In fact, then, my surge of journal publications does not actually reflect a surge of writing in this year, but rather a more gradual increase over the last few years, first picking up on my computer science side, then rising on the biology side as well.  The slower computer science and faster biology waves then happen to coincide in 2015, creating this prominent spike in journal publications.

In fact, the rate at which I am writing publications does not appear to have changed all that much.  The actual numbers of publications that I am an author on that have been initiated in these last few years is:

  • 2012: 17 publications initiated
  • 2013: 17 publications initiated
  • 2014: 16 publications initiated
  • 2015: 20 publications initiated

The quality and intensity of those publications has risen, though, as has the degree of collaboration, which also no doubt leads to more publications per unit effort on my part.

So, what does this all mean?  In short: this means that I seem to be saying things that others are interested in scientifically, and working with more people to say more things more clearly, and overall I think that's good.

Saturday, December 05, 2015

SBOL Visual

We have just published what I believe is a very important paper, "SBOL Visual: A Graphical Language for Genetic Designs."  You can read it online for free, from PLOS Biology.  This is the culmination of a long and slow process (as most standards work tends to be) of looking at the different ways that people make diagrams explaining genetic designs and trying to boil it all down into a simple common language for communicating.

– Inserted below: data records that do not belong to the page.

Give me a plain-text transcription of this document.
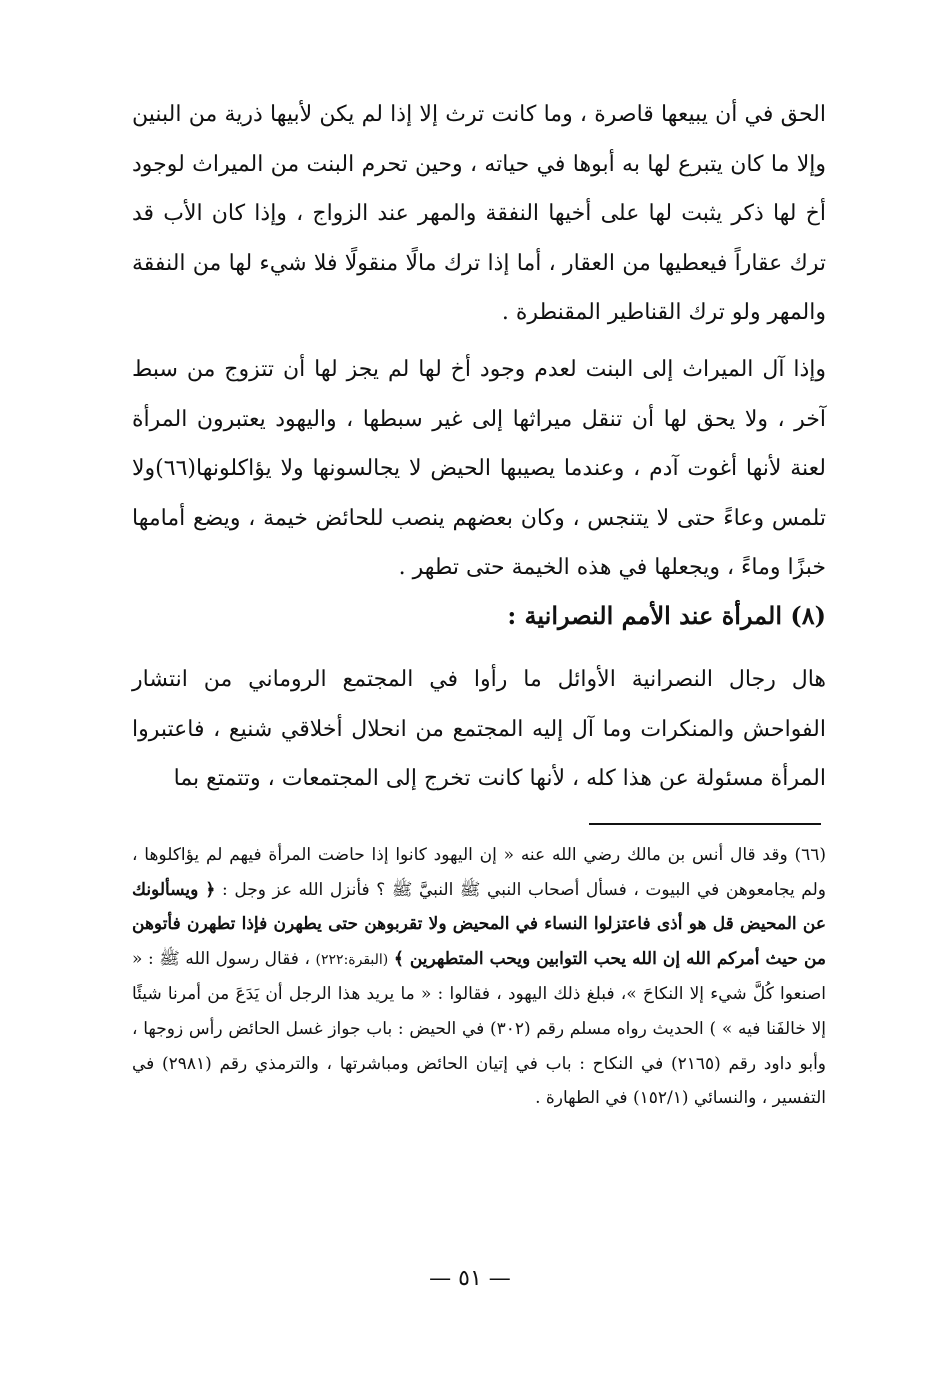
الحق في أن يبيعها قاصرة ، وما كانت ترث إلا إذا لم يكن لأبيها ذرية من البنين وإلا ما كان يتبرع لها به أبوها في حياته ، وحين تحرم البنت من الميراث لوجود أخ لها ذكر يثبت لها على أخيها النفقة والمهر عند الزواج ، وإذا كان الأب قد ترك عقاراً فيعطيها من العقار ، أما إذا ترك مالًا منقولًا فلا شيء لها من النفقة والمهر ولو ترك القناطير المقنطرة .

وإذا آل الميراث إلى البنت لعدم وجود أخ لها لم يجز لها أن تتزوج من سبط آخر ، ولا يحق لها أن تنقل ميراثها إلى غير سبطها ، واليهود يعتبرون المرأة لعنة لأنها أغوت آدم ، وعندما يصيبها الحيض لا يجالسونها ولا يؤاكلونها(٦٦)ولا تلمس وعاءً حتى لا يتنجس ، وكان بعضهم ينصب للحائض خيمة ، ويضع أمامها خبزًا وماءً ، ويجعلها في هذه الخيمة حتى تطهر .

(٨) المرأة عند الأمم النصرانية :

هال رجال النصرانية الأوائل ما رأوا في المجتمع الروماني من انتشار الفواحش والمنكرات وما آل إليه المجتمع من انحلال أخلاقي شنيع ، فاعتبروا المرأة مسئولة عن هذا كله ، لأنها كانت تخرج إلى المجتمعات ، وتتمتع بما

(٦٦) وقد قال أنس بن مالك رضي الله عنه « إن اليهود كانوا إذا حاضت المرأة فيهم لم يؤاكلوها ، ولم يجامعوهن في البيوت ، فسأل أصحاب النبي ﷺ النبيَّ ﷺ ؟ فأنزل الله عز وجل : ﴿ ويسألونك عن المحيض قل هو أذى فاعتزلوا النساء في المحيض ولا تقربوهن حتى يطهرن فإذا تطهرن فأتوهن من حيث أمركم الله إن الله يحب التوابين ويحب المتطهرين ﴾ (البقرة:٢٢٢) ، فقال رسول الله ﷺ : « اصنعوا كُلَّ شيء إلا النكاحَ »، فبلغ ذلك اليهود ، فقالوا : « ما يريد هذا الرجل أن يَدَعَ من أمرنا شيئًا إلا خالفَنا فيه » ) الحديث رواه مسلم رقم (٣٠٢) في الحيض : باب جواز غسل الحائض رأس زوجها ، وأبو داود رقم (٢١٦٥) في النكاح : باب في إتيان الحائض ومباشرتها ، والترمذي رقم (٢٩٨١) في التفسير ، والنسائي (١٥٢/١) في الطهارة .

— ٥١ —
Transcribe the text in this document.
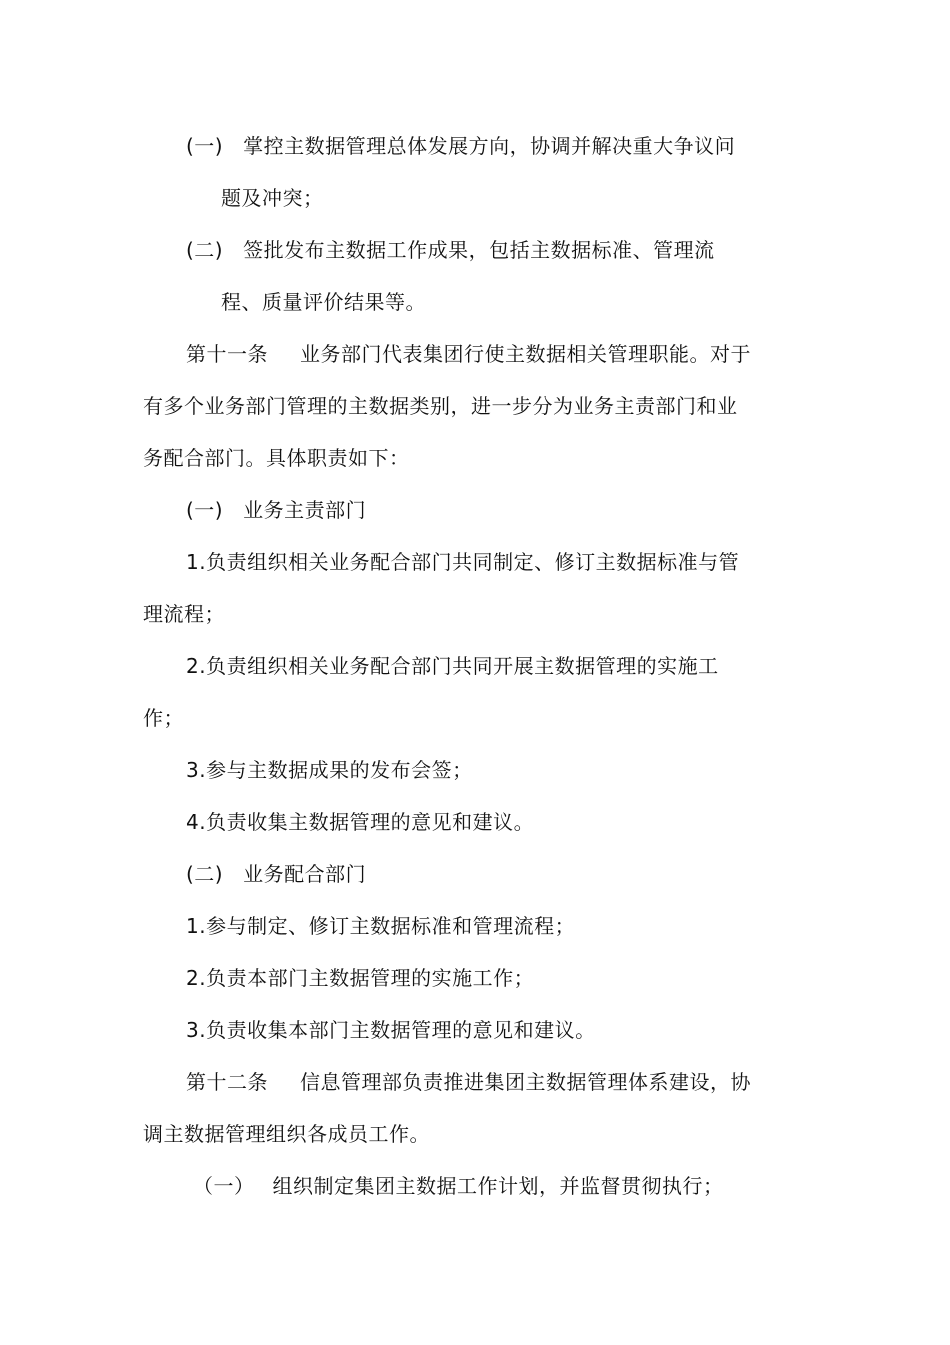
(一) 掌控主数据管理总体发展方向，协调并解决重大争议问
题及冲突；
(二) 签批发布主数据工作成果，包括主数据标准、管理流
程、质量评价结果等。
第十一条 业务部门代表集团行使主数据相关管理职能。对于
有多个业务部门管理的主数据类别，进一步分为业务主责部门和业
务配合部门。具体职责如下：
(一) 业务主责部门
1.负责组织相关业务配合部门共同制定、修订主数据标准与管
理流程；
2.负责组织相关业务配合部门共同开展主数据管理的实施工
作；
3.参与主数据成果的发布会签；
4.负责收集主数据管理的意见和建议。
(二) 业务配合部门
1.参与制定、修订主数据标准和管理流程；
2.负责本部门主数据管理的实施工作；
3.负责收集本部门主数据管理的意见和建议。
第十二条 信息管理部负责推进集团主数据管理体系建设，协
调主数据管理组织各成员工作。
（一） 组织制定集团主数据工作计划，并监督贯彻执行；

Diagram languages for communicating designs are practically universal, in any area of human endeavor where we need to talk about making complicated things.  Whether you're building electronic circuits or houses, writing software or maintaining a sewer system, sewing from patterns or folding origami, there are standard ways of drawing diagrams in order to communicate ideas and minimize confusion.  So of course we need them for engineering biological organisms as well, and thus, SBOL Visual.

The basic idea is quite simple, and can be captured in a simple image of genetic constructs organized along a DNA or RNA sequence "backbone":

The current set of icons covers a lot of the constructs that people engineer, though by no means all.  If you've got another thing to put on a diagram, you can use any icon you want, as long as it doesn't conflict with an existing SBOL Visual icon. To let SBOL Visual expand and become more universal, however, there's an open community process for adding more icons, with a number of icons slowly working their way through the process.
Current SBOL visual icons
Finally, although we provide "standard" icons, there is actually a great deal of flexibility in how you can style them, which makes it easy to use these icons in anything from scribbling on a whiteboard to computerized design software to figures in scientific publications.
All of these diagrams follow the SBOL visual standard.
In some ways, this is a very simple thing.  It is, however, extremely important to get these simple thing right, in order to reduce the amount of friction, frustration, and mistakes we make when we work together and communicate about the things we do.  SBOL Visual is an important step in getting that "less wrong" in the engineering of biology, and I'm glad that it's officially become published now as well.